EPA Allowed Extra Month to Craft Path Forward on Fluoride Appeal

April 9, 2025, 4:15 PM UTC

A federal appeals court has given the EPA until mid May to file its opening brief appealing a district court’s ruling that fluoride in drinking water is so risky the agency must address health concerns in some way.

The US Court of Appeals for the Ninth Circuit granted on Tuesday the Environmental Protection Agency’s streamlined request to delay the deadline to file its opening brief from April 11 to May 12, according to the docket.

The extension request, also filed on Tuesday, came a day after EPA Administrator Lee Zeldin announced the agency would review science concerning fluoride in drinking water before deciding how to proceed regarding the mineral’s potential to lower children’s IQ. Health professionals have urged communities to add fluoride to drinking water since 1945 to fight cavities.

The EPA is appealing the US District Court for the Northern District of California’s September 2024 decision in a case advocacy groups filed in 2017. The groups brought the suit after the agency, during the first Trump administration, rejected their petition to conclude fluoride’s unreasonable risks justified banning its addition to drinking water.

Many of the intermediate rulings District Judge Edward M. Chen made in the seven years before that final opinion were precedential because the lawsuit involved the first of its kind challenge to a denial of a citizen’s petition under the section of Toxic Substances Control Act allowing such petitions.

Novel Orders

Chen issued orders to resolve disputes between the agency and petitioners including rejecting the EPA’s argument that petitions must evaluate all of a chemical’s conditions of use; allowing new scientific evidence for the court to consider; and deciding TSCA precludes the agency from recognizing a chemical’s benefits while it examines the substance’s risks.

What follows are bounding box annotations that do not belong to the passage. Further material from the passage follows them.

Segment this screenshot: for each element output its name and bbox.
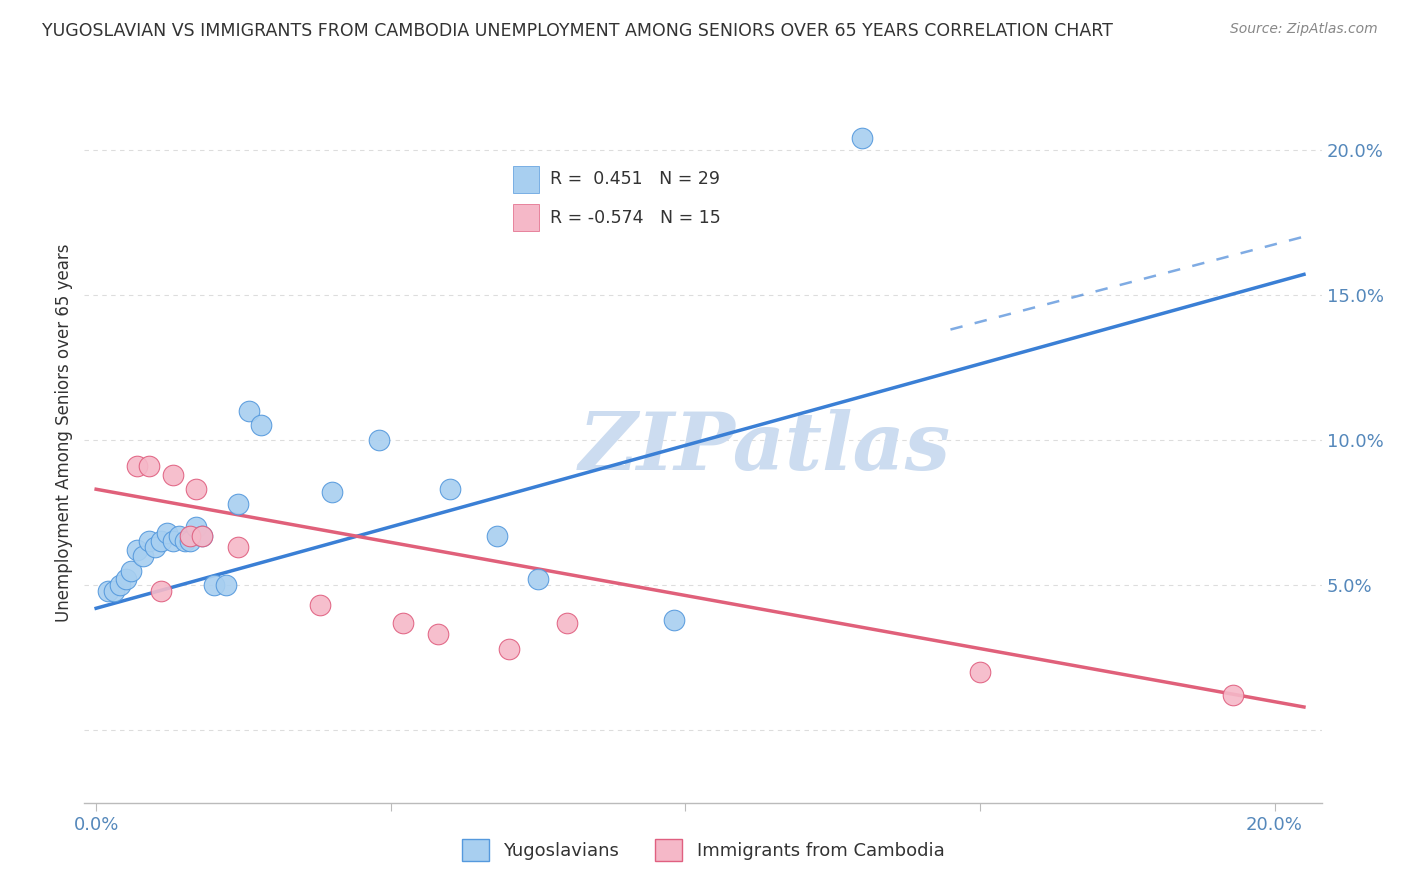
Point [238,404,260,418]
Point [309,599,332,613]
Point [191,529,214,543]
Point [321,485,343,500]
Point [250,418,273,433]
Point [162,467,184,482]
Point [127,458,149,473]
FancyBboxPatch shape [513,204,540,231]
Point [527,572,550,586]
Point [226,541,249,555]
Point [439,482,461,496]
Legend: Yugoslavians, Immigrants from Cambodia: Yugoslavians, Immigrants from Cambodia [454,831,952,868]
Text: ZIPatlas: ZIPatlas [579,409,950,486]
Point [162,534,184,549]
Point [368,433,391,447]
Point [186,482,208,496]
Point [226,497,249,511]
Point [138,458,160,473]
Point [498,641,520,656]
Point [557,615,579,630]
Point [143,541,166,555]
Text: Source: ZipAtlas.com: Source: ZipAtlas.com [1230,22,1378,37]
Point [97,583,120,598]
Point [662,613,685,627]
Y-axis label: Unemployment Among Seniors over 65 years: Unemployment Among Seniors over 65 years [55,244,73,622]
Point [149,583,172,598]
FancyBboxPatch shape [513,166,540,193]
Point [138,534,160,549]
Point [186,520,208,534]
Point [215,578,238,592]
Text: R =  0.451   N = 29: R = 0.451 N = 29 [550,170,720,188]
Point [485,529,508,543]
Point [202,578,225,592]
Text: R = -0.574   N = 15: R = -0.574 N = 15 [550,209,720,227]
Point [179,534,201,549]
Point [121,564,143,578]
Point [191,529,214,543]
Point [179,529,201,543]
Point [1222,689,1244,703]
Point [156,525,179,540]
Point [132,549,155,563]
Point [114,572,136,586]
Text: YUGOSLAVIAN VS IMMIGRANTS FROM CAMBODIA UNEMPLOYMENT AMONG SENIORS OVER 65 YEARS: YUGOSLAVIAN VS IMMIGRANTS FROM CAMBODIA … [42,22,1114,40]
Point [391,615,413,630]
Point [103,583,125,598]
Point [969,665,991,680]
Point [851,131,873,145]
Point [149,534,172,549]
Point [127,543,149,558]
Point [108,578,131,592]
Point [173,534,195,549]
Point [426,627,449,641]
Point [167,529,190,543]
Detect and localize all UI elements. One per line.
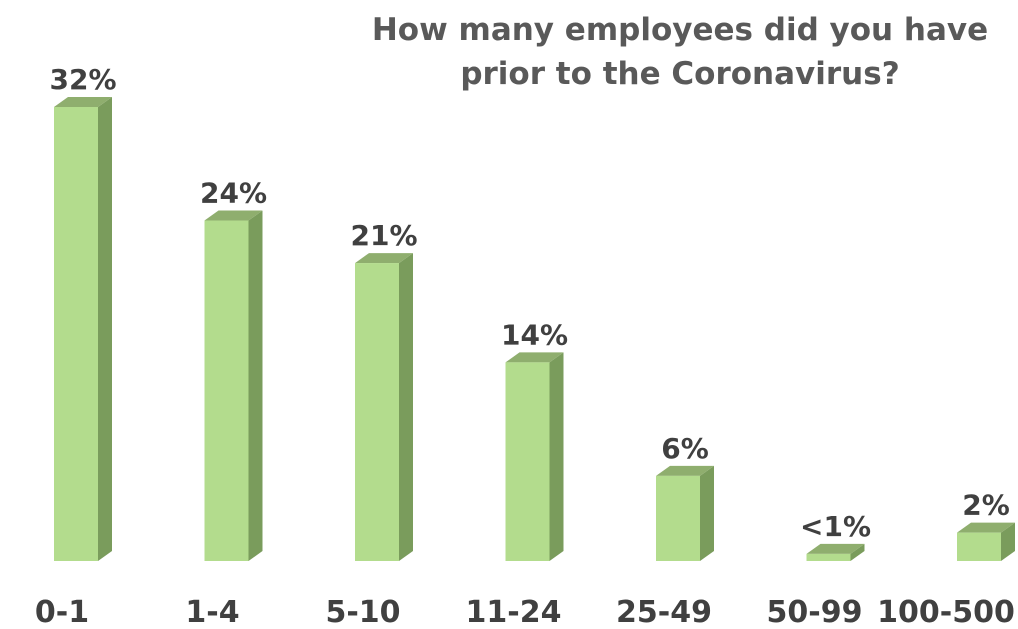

And Chen—prior to the Supreme Court ruling in Loper Bright Enterprises v. Raimondo last year that courts are not required to give deference to agency interpretations of statutes—also said TSCA’s Section 21, the provision that authorizes citizen petitions, directed courts to give lawsuits challenging the EPA’s petition denials a new, or “de novo,” hearing.

The case is Food & Water Watch v. EPA, 9th Cir., No. 25-00384, Order Issued, 4/8/25.